MAISON DE LA PRESSE DU MALI : Bandiougou Danté attendu sur une gestion responsable

Bandiougou Dante a été élu samedi dernier (23 janvier 2021) nouveau président de la Maison de presse du Mali (MP) pour un mandat de trois ans renouvelable une fois. C’était à l’issue de la 11e Assemblée générale ordinaire de la structure. Ainsi, élu à l’unanimité par les présidents des organisations faîtières de la presse, Danté succède à Dramane Aliou Koné à la tête d’un bureau de 7 membres. Il promet surtout de refonder la presse afin de rehausser son image.

 

C’est donc Bandiougou Danté qui est désormais le nouveau président de la maison de la presse du Mali pour un mandat de 3 ans renouvelable une seule fois. La première vice-présidence de la MP est désormais assurée par Mamadou Dabo (ASSEP). C’est Ibrahima Traoré dit Itra (ORTM) qui est le second vice-président. Le poste de rapporteur général est assuré par Souleymane Bobo Tounkara dit «SBT» de l’AMAP. Il est secondé par Fanta Diallo (APAC). Notre consoeur Dado Camara (AJPM) et Daouda Konaté (UNAJOM) sont respectivement trésorière et trésorier adjoint. Le casting est en tout cas judicieux.

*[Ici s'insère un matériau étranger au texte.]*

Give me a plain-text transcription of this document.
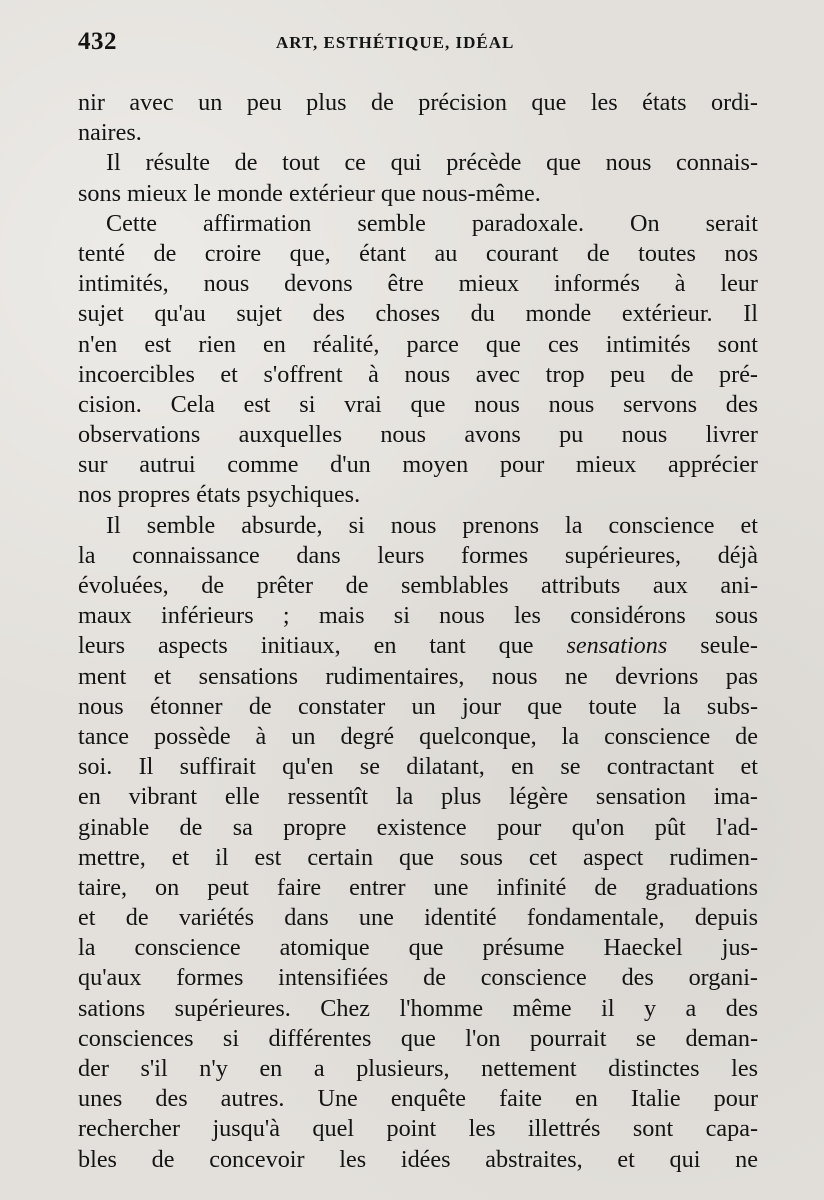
432	ART, ESTHÉTIQUE, IDÉAL
nir avec un peu plus de précision que les états ordi-
naires.
Il résulte de tout ce qui précède que nous connais-
sons mieux le monde extérieur que nous-même.
Cette affirmation semble paradoxale. On serait
tenté de croire que, étant au courant de toutes nos
intimités, nous devons être mieux informés à leur
sujet qu'au sujet des choses du monde extérieur. Il
n'en est rien en réalité, parce que ces intimités sont
incoercibles et s'offrent à nous avec trop peu de pré-
cision. Cela est si vrai que nous nous servons des
observations auxquelles nous avons pu nous livrer
sur autrui comme d'un moyen pour mieux apprécier
nos propres états psychiques.
Il semble absurde, si nous prenons la conscience et
la connaissance dans leurs formes supérieures, déjà
évoluées, de prêter de semblables attributs aux ani-
maux inférieurs ; mais si nous les considérons sous
leurs aspects initiaux, en tant que sensations seule-
ment et sensations rudimentaires, nous ne devrions pas
nous étonner de constater un jour que toute la subs-
tance possède à un degré quelconque, la conscience de
soi. Il suffirait qu'en se dilatant, en se contractant et
en vibrant elle ressentît la plus légère sensation ima-
ginable de sa propre existence pour qu'on pût l'ad-
mettre, et il est certain que sous cet aspect rudimen-
taire, on peut faire entrer une infinité de graduations
et de variétés dans une identité fondamentale, depuis
la conscience atomique que présume Haeckel jus-
qu'aux formes intensifiées de conscience des organi-
sations supérieures. Chez l'homme même il y a des
consciences si différentes que l'on pourrait se deman-
der s'il n'y en a plusieurs, nettement distinctes les
unes des autres. Une enquête faite en Italie pour
rechercher jusqu'à quel point les illettrés sont capa-
bles de concevoir les idées abstraites, et qui ne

Aussitôt investi président, le nouveau chef a souhaité être évalué sur la base de 11 objectifs dont la refondation de la presse malienne.  Il s’agit aussi de créer un cadre de  rénovation  qui dotera la maison de la presse des commodités à l’instar des maisons sœurs de la sous-région ; rassembler la presse malienne dans le respect des diversités ; relancer la question sur la Convention collective de la Presse ; encourager le professionnalisme par la valorisation du statut de journaliste ; imposer le respect de la liberté de la presse, la liberté d’expression et l’accès à l’information…

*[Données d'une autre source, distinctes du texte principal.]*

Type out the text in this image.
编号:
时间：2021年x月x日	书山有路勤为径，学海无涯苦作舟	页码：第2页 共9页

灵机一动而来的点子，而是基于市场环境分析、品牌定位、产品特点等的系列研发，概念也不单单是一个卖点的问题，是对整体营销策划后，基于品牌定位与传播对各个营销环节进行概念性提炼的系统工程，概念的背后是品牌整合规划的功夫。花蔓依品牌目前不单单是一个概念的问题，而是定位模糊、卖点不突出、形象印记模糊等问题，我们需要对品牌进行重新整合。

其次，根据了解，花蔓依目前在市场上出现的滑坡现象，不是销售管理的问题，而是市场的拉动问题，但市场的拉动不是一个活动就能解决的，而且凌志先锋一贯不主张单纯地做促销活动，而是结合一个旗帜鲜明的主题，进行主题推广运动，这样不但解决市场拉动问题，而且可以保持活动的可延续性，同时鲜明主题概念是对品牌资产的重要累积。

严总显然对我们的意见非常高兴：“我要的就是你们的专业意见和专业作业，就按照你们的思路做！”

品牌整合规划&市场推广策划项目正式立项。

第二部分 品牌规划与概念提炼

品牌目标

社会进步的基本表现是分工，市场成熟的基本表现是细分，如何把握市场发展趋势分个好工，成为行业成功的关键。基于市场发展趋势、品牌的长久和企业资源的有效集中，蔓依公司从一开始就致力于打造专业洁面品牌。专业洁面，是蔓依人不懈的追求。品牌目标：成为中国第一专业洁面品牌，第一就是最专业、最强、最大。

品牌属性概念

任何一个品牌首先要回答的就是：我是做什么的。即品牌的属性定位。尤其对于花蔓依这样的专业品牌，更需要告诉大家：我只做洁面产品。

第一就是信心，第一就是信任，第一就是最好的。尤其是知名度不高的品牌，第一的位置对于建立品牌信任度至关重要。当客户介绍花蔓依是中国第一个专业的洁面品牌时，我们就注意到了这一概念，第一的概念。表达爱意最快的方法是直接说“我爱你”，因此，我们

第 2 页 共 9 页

Pour ce faire, Bandiougou Danté a exhorté ses consoeurs et confrères à un examen de conscience.  «Nous devons être en mesure de nous regarder et nous dire la triste vérité. Celle-ci doit nous amener à nous interroger sur ce que les Maliens pensent de nous, sur ce que les Maliens attendent de nous», a martelé le nouveau président. D’ores et déjà, pour la gigantesque œuvre de refondation de la presse pour lui donner une vitrine reluisante, il a annoncé une retraite de travail à Ségou dans les prochains jours afin de réfléchir sur les voies et moyens de la réussite de cette mission. Et l’adoption d’une Convention collective de la presse doit être le socle de cette refondation.

En le tout premier discours du nouveau président de la MP est rassurant et plein d’espoir. Mais, un espoir à concrétiser par des actes.

C’est donc dans l’action que la nouvelle équipe de gestion de la MP sera jugée. Et la tâche est très ardue. Il ne faut pas avoir peur des mots, la MP a été très mal gérée ces deux dernières décennies, à l’image de presque toutes les organisations faîtières dont les responsables mettent en place son Comité de gestion. Orientée par des intérêts claniques, la gestion ne laissait apparaître aucune perspective d’amélioration de l’image de la presse et surtout des conditions d’exercice du métier. D’où la nécessité d’une rupture totale avec cette gestion opaque et inefficace voire mafieuse. La presse ne peut pas continuer à clamer et à exiger des autres une gouvernance responsable alors que sa principale vitrine reflète tout le contraire, piétine les valeurs prônées dans les colonnes, sur les ondes et sur les écrans voire en ligne.

Accrédité d’un brillant parcours professionnel, Bandiougou est réputé pour son professionnalisme, sa franchise, son honnêteté, son intégrité. Mais saura-t-il orchestrer la rupture tant souhaitée en se défaisant des différents clans qui se sont toujours entendus pour faire de la MP leur vache laitière ? Et à notre avis, c’est sur ce point qu’il est très attendu par les professionnels de la presse qui, malheureusement, rasent les murs de la MP parce que toujours perçus comme une menace pour les différents Comités de gestion mis en place ces dernières années.

Pour ce faire, il doit comprendre que sa redevabilité doit se manifester à l’égard de l’ensemble de la presse, surtout ceux qui sont toujours sur le terrain et qui sont généralement confrontés à tous les problèmes, et non de ceux qui l’ont élu. La confiance unanime qui lui a été accordée par l’ensemble des organisations faîtières est un message clair.